Hand-held device for rapid diagnosis developed

The device is particularly useful in cases of heart attack, cancer and stroke

Hand-held device for rapid diagnosis developed Representational Image

Scientists say they have developed a Star Trek-inspired hand-held device, based on a silicon chip, that could help make rapid, sophisticated medical diagnostics more accessible to people around the world.

The 'multicorder' created by researchers from the University of Glasgow in the UK takes inspiration from the science fiction franchise Star Trek's famous tricorder device, which the show's medics use to make quick and accurate diagnoses.

Described in the journal Biosensors and Bioelectronics, the new device pairs a hand-held sensor with a smartphone app to measure the levels of various metabolites in fluid samples from patients.

Metabolites are small molecules found in fluids from the human body. By measuring and monitoring their relative abundance, scientists can keep track of general health or the progression of specific diseases.

The ability to rapidly detect and quantify multiple metabolite biomarkers simultaneously makes this device particularly useful in cases of heart attack, cancer and stroke, where rapid diagnosis is vital for effective treatment, researchers said.

While metabolites can currently be measured by existing processes such as nuclear magnetic resonance and hyphenated mass spectrometry techniques, both approaches are expensive and require bulky equipment which can be slow to offer diagnostic results.

The new device is built around a new form of complementary metal oxide semiconductor (CMOS) chip. CMOS chips are inexpensive to produce and are often used in imaging devices, researchers said.

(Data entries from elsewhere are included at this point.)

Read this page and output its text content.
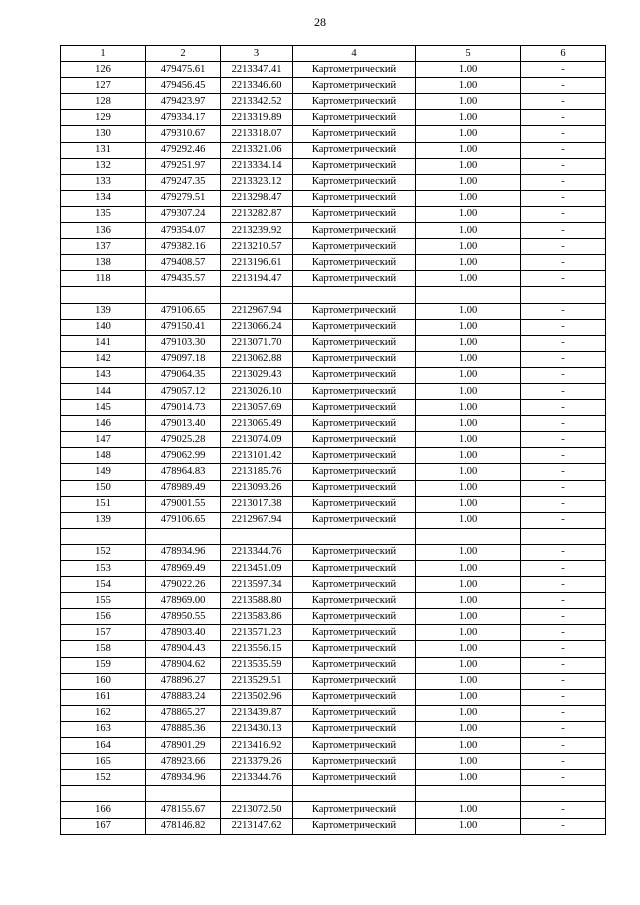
28
1	2	3	4	5	6
126	479475.61	2213347.41	Картометрический	1.00	-
127	479456.45	2213346.60	Картометрический	1.00	-
128	479423.97	2213342.52	Картометрический	1.00	-
129	479334.17	2213319.89	Картометрический	1.00	-
130	479310.67	2213318.07	Картометрический	1.00	-
131	479292.46	2213321.06	Картометрический	1.00	-
132	479251.97	2213334.14	Картометрический	1.00	-
133	479247.35	2213323.12	Картометрический	1.00	-
134	479279.51	2213298.47	Картометрический	1.00	-
135	479307.24	2213282.87	Картометрический	1.00	-
136	479354.07	2213239.92	Картометрический	1.00	-
137	479382.16	2213210.57	Картометрический	1.00	-
138	479408.57	2213196.61	Картометрический	1.00	-
118	479435.57	2213194.47	Картометрический	1.00	-

139	479106.65	2212967.94	Картометрический	1.00	-
140	479150.41	2213066.24	Картометрический	1.00	-
141	479103.30	2213071.70	Картометрический	1.00	-
142	479097.18	2213062.88	Картометрический	1.00	-
143	479064.35	2213029.43	Картометрический	1.00	-
144	479057.12	2213026.10	Картометрический	1.00	-
145	479014.73	2213057.69	Картометрический	1.00	-
146	479013.40	2213065.49	Картометрический	1.00	-
147	479025.28	2213074.09	Картометрический	1.00	-
148	479062.99	2213101.42	Картометрический	1.00	-
149	478964.83	2213185.76	Картометрический	1.00	-
150	478989.49	2213093.26	Картометрический	1.00	-
151	479001.55	2213017.38	Картометрический	1.00	-
139	479106.65	2212967.94	Картометрический	1.00	-

152	478934.96	2213344.76	Картометрический	1.00	-
153	478969.49	2213451.09	Картометрический	1.00	-
154	479022.26	2213597.34	Картометрический	1.00	-
155	478969.00	2213588.80	Картометрический	1.00	-
156	478950.55	2213583.86	Картометрический	1.00	-
157	478903.40	2213571.23	Картометрический	1.00	-
158	478904.43	2213556.15	Картометрический	1.00	-
159	478904.62	2213535.59	Картометрический	1.00	-
160	478896.27	2213529.51	Картометрический	1.00	-
161	478883.24	2213502.96	Картометрический	1.00	-
162	478865.27	2213439.87	Картометрический	1.00	-
163	478885.36	2213430.13	Картометрический	1.00	-
164	478901.29	2213416.92	Картометрический	1.00	-
165	478923.66	2213379.26	Картометрический	1.00	-
152	478934.96	2213344.76	Картометрический	1.00	-

166	478155.67	2213072.50	Картометрический	1.00	-
167	478146.82	2213147.62	Картометрический	1.00	-
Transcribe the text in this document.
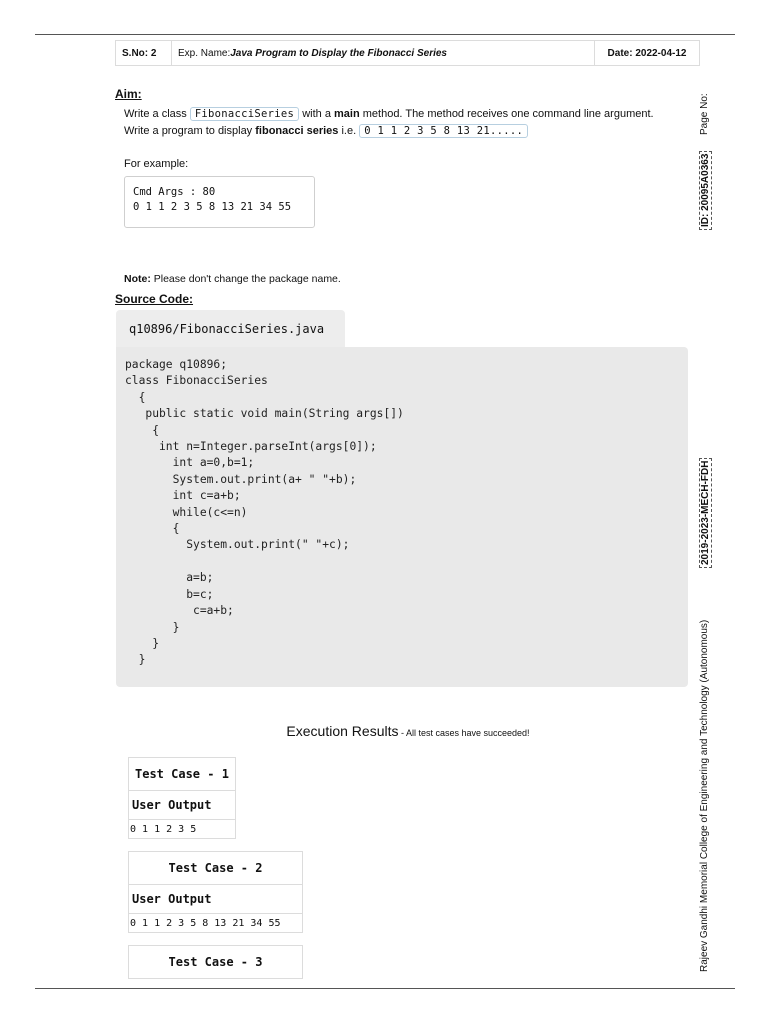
S.No: 2	Exp. Name: Java Program to Display the Fibonacci Series	Date: 2022-04-12
Aim:
Write a class FibonacciSeries with a main method. The method receives one command line argument.
Write a program to display fibonacci series i.e. 0 1 1 2 3 5 8 13 21.....
For example:
Cmd Args : 80
0 1 1 2 3 5 8 13 21 34 55
Note: Please don't change the package name.
Source Code:
q10896/FibonacciSeries.java
package q10896;
class FibonacciSeries
{
public static void main(String args[])
{
int n=Integer.parseInt(args[0]);
int a=0,b=1;
System.out.print(a+ " "+b);
int c=a+b;
while(c<=n)
{
System.out.print(" "+c);

a=b;
b=c;
c=a+b;
}
}
}
Execution Results - All test cases have succeeded!
Test Case - 1
User Output
0 1 1 2 3 5
Test Case - 2
User Output
0 1 1 2 3 5 8 13 21 34 55
Test Case - 3
Page No:
ID: 20095A0363
2019-2023-MECH-FDH
Rajeev Gandhi Memorial College of Engineering and Technology (Autonomous)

The chip is smaller than a fingertip and is divided into multiple reaction zones to detect and quantify four metabolites simultaneously from body fluid such as serum or urine, they said.

The device can be operated via any Android-based tablet or smartphone which provides data acquisition, computation, visualisation and power.

"We have been able to detect and measure multiple metabolites associated with myocardial infarction, or heart attack, and prostate cancer simultaneously using this device," said Samadhan Patil from the University of Glasgow.

"This device has potential to track progression of the disease in its early phase and is ideally suited for the subsequent prognosis," Patil said.

"Handheld, inexpensive diagnostic devices capable of accurately measuring metabolites open up a wide range of applications for medicine, and with this latest development we've taken an important step closer to bringing such a device to market," said Professor David Cumming from Glasgow University.

"It's an exciting breakthrough and we are keen to continue building on the technology we have developed so far," said Cumming.